How do you recommend preparing enterprise data for AI use cases?
Organizations need to implement a methodical process for assessing and preparing data for AI applications, as sophisticated attacks like prompt injection and unauthorized data access become more prevalent. Begin with a thorough inventory of your data stores, including file and documents stores, support and ticketing system, and any other data sources that you’ll source your enterprise data from. Then work to understand its potential use in AI applications and identify critical gaps or inconsistencies.
Establish clear criteria for evaluating data’s fitness for AI applications, considering accuracy, completeness, relevance and security implications. Implement systematic data cleansing protocols, prioritizing datasets that will interact with AI systems. This includes standardizing formats, updating outdated information and ensuring proper metadata accompanies all legacy data.
The goal is creating a reliable foundation for AI operations while maintaining security and compliance requirements. Regular data quality assessments and clear protocols for handling outdated information help build a sustainable strategy that supports both current and future AI initiatives.
How should companies adapt their data hygiene practices to modern data environments?
It’s important to be aware of something called “authorization drift” in RAG based architectures. Since RAG sources enterprise data from the original data source at a single point in time, the permissions on that data are also captured then and typically stored as meta-data in a vector database.
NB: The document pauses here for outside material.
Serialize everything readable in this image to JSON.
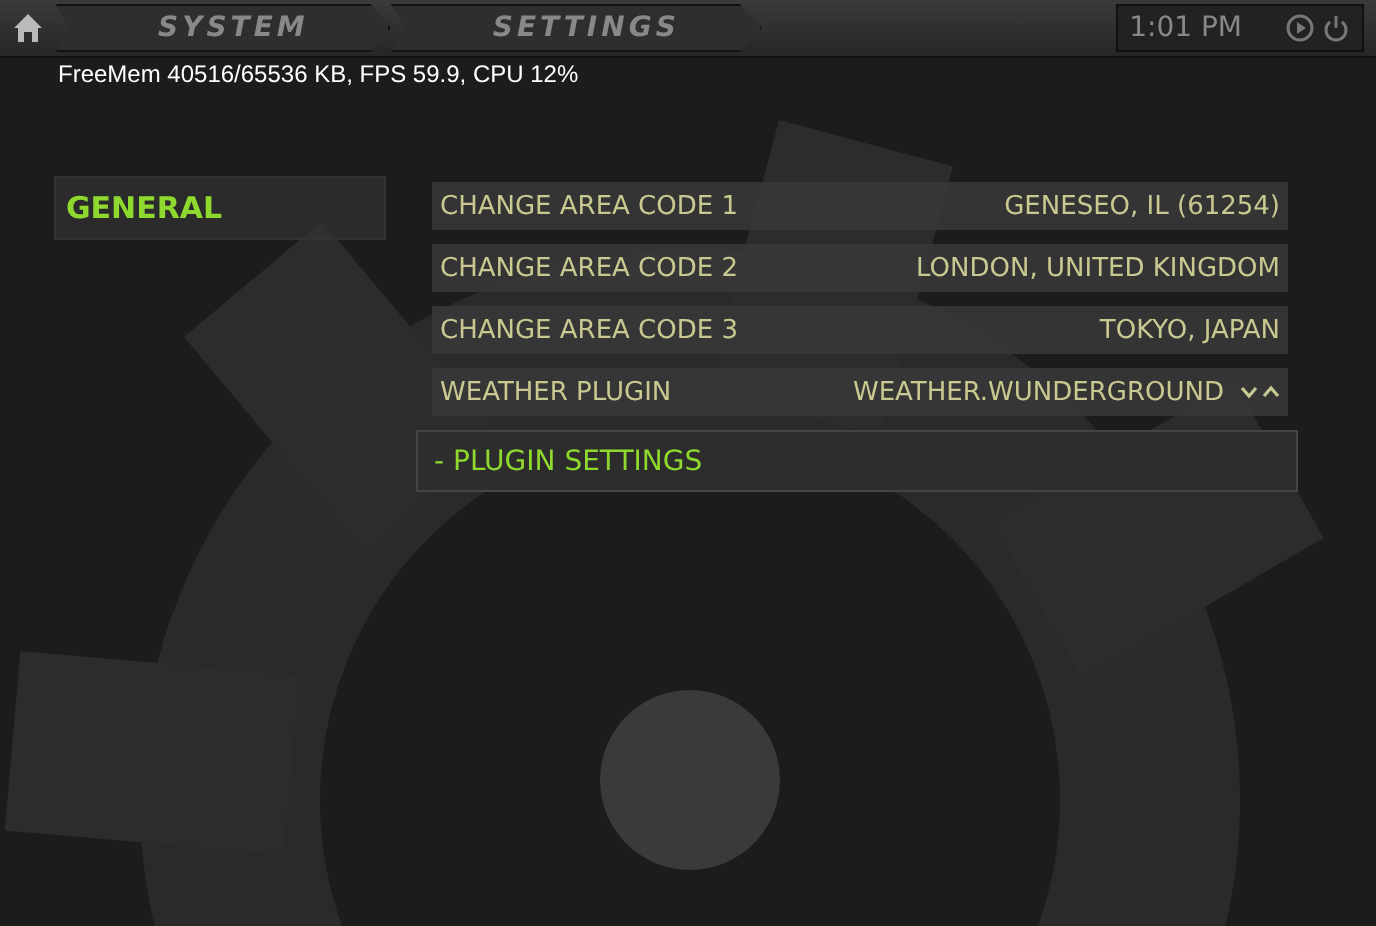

After that, they’re typically not updated.
But what if the original document permissions change and a user no longer has access to that document? This is authorization drift. The prompt they issue should no longer be able to access that information – but yet it does if the vector database hasn’t been updated. As a result, it’s important to reevaluate a user’s access to the original document source on an ongoing basis, and perhaps even in real time.
What other considerations should organizations be aware of to ensure safe AI use?
Success requires a balanced approach of security monitoring and operational effectiveness. Organizations should implement comprehensive logging and monitoring systems that provide visibility into AI use and to maintain consistent security controls. This includes tracking the introduction of personally identifiable information (PII) and maintaining detailed audit trails of AI system interactions, logging items such as: the user prompt, the LLM model, the model version, the documents sourced through RAG, the prompt issued to the LLM, and the final output.
The key is enabling AI capabilities within appropriate security boundaries while delivering business value. Companies must develop clear protocols for handling unstructured data in AI contexts, implementing automated scanning for sensitive information while ensuring all AI interactions maintain data integrity and compliance.